I am starting to work with matrix calculus and I am trying to write the correct dual for the following minimization problem: $$\begin{equation*} \begin{aligned} & \underset{X}{\min} & & f_0(X) \\ & \text{subject to} & & X \preccurlyeq 1, \\ & & & \textbf{1}X=\textbf{1} \end{aligned} \end{equation*}$$
Where with the first inequality I want to say that all the elements of the matrix are less then equal to one (is it correct?) and the second one want to say that all the columns should sum to one (the first 1 is a row vector with as many elements as the rows of X and the second one is a row vector with as many elements as the columns of X). What I want to model here is that X is a matrix of conditional probabilities, where every column is a different conditioning event and the elements in that columns are the probabilities.

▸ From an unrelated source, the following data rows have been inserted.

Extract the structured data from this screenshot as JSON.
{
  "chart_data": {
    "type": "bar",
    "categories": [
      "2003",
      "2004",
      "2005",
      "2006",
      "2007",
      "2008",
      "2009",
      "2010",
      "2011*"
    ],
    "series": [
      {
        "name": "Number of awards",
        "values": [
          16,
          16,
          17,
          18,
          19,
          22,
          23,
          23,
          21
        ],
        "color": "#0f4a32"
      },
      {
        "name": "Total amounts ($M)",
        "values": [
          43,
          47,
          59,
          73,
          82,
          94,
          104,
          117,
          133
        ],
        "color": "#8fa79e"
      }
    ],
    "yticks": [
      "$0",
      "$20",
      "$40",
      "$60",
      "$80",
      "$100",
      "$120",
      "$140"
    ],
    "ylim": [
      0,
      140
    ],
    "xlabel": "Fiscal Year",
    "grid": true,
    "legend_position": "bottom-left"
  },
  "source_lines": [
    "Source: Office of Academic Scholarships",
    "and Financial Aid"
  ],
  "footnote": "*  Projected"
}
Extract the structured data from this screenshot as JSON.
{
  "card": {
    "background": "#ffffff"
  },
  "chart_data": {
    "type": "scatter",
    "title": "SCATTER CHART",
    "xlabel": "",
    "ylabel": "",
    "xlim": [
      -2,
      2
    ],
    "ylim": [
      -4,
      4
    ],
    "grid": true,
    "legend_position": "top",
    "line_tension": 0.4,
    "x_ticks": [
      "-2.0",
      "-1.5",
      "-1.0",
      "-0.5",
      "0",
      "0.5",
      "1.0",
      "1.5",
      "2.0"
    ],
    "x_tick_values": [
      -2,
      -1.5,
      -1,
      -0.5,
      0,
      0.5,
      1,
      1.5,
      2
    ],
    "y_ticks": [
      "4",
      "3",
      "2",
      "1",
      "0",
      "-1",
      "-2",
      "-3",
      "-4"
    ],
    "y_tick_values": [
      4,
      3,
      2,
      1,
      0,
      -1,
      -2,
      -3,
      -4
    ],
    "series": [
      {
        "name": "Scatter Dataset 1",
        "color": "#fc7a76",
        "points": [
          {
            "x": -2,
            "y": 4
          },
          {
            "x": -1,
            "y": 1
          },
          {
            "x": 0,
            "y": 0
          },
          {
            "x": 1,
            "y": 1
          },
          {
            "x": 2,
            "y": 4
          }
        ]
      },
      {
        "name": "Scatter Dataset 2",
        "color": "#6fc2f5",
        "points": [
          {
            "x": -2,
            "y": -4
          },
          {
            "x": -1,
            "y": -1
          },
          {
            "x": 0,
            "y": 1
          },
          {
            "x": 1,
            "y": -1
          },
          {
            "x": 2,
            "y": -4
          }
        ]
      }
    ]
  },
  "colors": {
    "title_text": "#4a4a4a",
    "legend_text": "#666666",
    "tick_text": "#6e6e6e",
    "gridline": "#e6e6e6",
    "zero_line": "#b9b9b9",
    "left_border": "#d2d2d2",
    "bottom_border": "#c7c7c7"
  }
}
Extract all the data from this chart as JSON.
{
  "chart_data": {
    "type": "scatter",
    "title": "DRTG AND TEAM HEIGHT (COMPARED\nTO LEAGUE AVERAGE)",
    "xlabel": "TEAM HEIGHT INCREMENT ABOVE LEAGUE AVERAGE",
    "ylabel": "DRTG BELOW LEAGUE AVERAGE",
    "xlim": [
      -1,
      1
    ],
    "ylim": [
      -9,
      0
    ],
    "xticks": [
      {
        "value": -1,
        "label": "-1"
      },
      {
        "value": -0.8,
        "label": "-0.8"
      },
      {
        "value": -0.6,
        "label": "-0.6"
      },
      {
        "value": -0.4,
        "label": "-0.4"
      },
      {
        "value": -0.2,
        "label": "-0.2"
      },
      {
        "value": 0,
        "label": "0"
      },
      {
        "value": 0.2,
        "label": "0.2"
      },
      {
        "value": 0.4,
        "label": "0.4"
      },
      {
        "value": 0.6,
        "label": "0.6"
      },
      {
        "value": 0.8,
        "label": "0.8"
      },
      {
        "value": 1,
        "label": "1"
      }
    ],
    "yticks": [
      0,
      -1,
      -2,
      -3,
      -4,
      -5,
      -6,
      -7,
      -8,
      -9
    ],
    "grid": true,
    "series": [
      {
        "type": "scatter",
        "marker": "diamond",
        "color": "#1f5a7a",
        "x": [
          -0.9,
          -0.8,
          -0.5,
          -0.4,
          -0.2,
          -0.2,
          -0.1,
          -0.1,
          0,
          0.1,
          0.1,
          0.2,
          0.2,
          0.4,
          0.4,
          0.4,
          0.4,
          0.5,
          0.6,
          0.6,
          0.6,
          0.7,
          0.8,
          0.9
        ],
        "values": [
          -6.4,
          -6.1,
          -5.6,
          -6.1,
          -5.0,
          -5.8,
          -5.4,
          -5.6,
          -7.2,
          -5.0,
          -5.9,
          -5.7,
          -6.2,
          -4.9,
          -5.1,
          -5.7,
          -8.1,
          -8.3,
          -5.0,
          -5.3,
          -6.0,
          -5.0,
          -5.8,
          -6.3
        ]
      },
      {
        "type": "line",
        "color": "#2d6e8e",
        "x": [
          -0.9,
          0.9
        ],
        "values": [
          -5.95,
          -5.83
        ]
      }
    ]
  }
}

Then, I would like to write the dual for it but I am not sure about the dimensions of the lagrange multipliers: can it be written like this? $g(\lambda,\nu)= \inf_X(f_0(X)+\lambda(X-1)+\nu(\textbf{1}X-\textbf{1}))$. If yes, what should the dimensions of $\lambda$ and $\nu$ be? Or should it be a sum like this: $g(\lambda,\nu)= \inf_X(f_0(X)+\sum_{i,j}\lambda_{i,j}(X_{i,j}-1)+\sum_j\nu(1^T\textbf{x}_j-1))$? And then $\lambda$ is a matrix and $\nu$ a vector?
Or even, are they the same thing? Thanks and sorry for the banality of the question.
The notation $X \preccurlyeq 1$ is not standard for this purpose. One could be confused and think that it means that $X-1$ has to be positive semidefinite (and there is ambiguity around subtracting a scalar from a matrix). I would write it as $X_{ij} \leq 1 \; \forall i,j$.
Neither of your duals is correct. The problem in the first one is that $\lambda(X-1)$ is not a scalar; in the second one $\nu(1^T\textbf{x}_j-1))$ is as vector. The right formulation is: $$g(\lambda,\nu)= \inf_X(f_0(X)+\sum_{i,j}\lambda_{i,j}(X_{i,j}-1)+\sum_j\nu_j(1^T\textbf{x}_j-1))$$ You can shorten it a bit with the trace operator: $$g(\lambda,\nu)= \inf_\textbf{X}(f_0(X)+\text{tr}(\lambda(\textbf{X}-\textbf{E}))+(\textbf{1}\textbf{X}-\textbf{1})\nu),$$ where $\textbf{E}$ is the matrix of which each element is 1.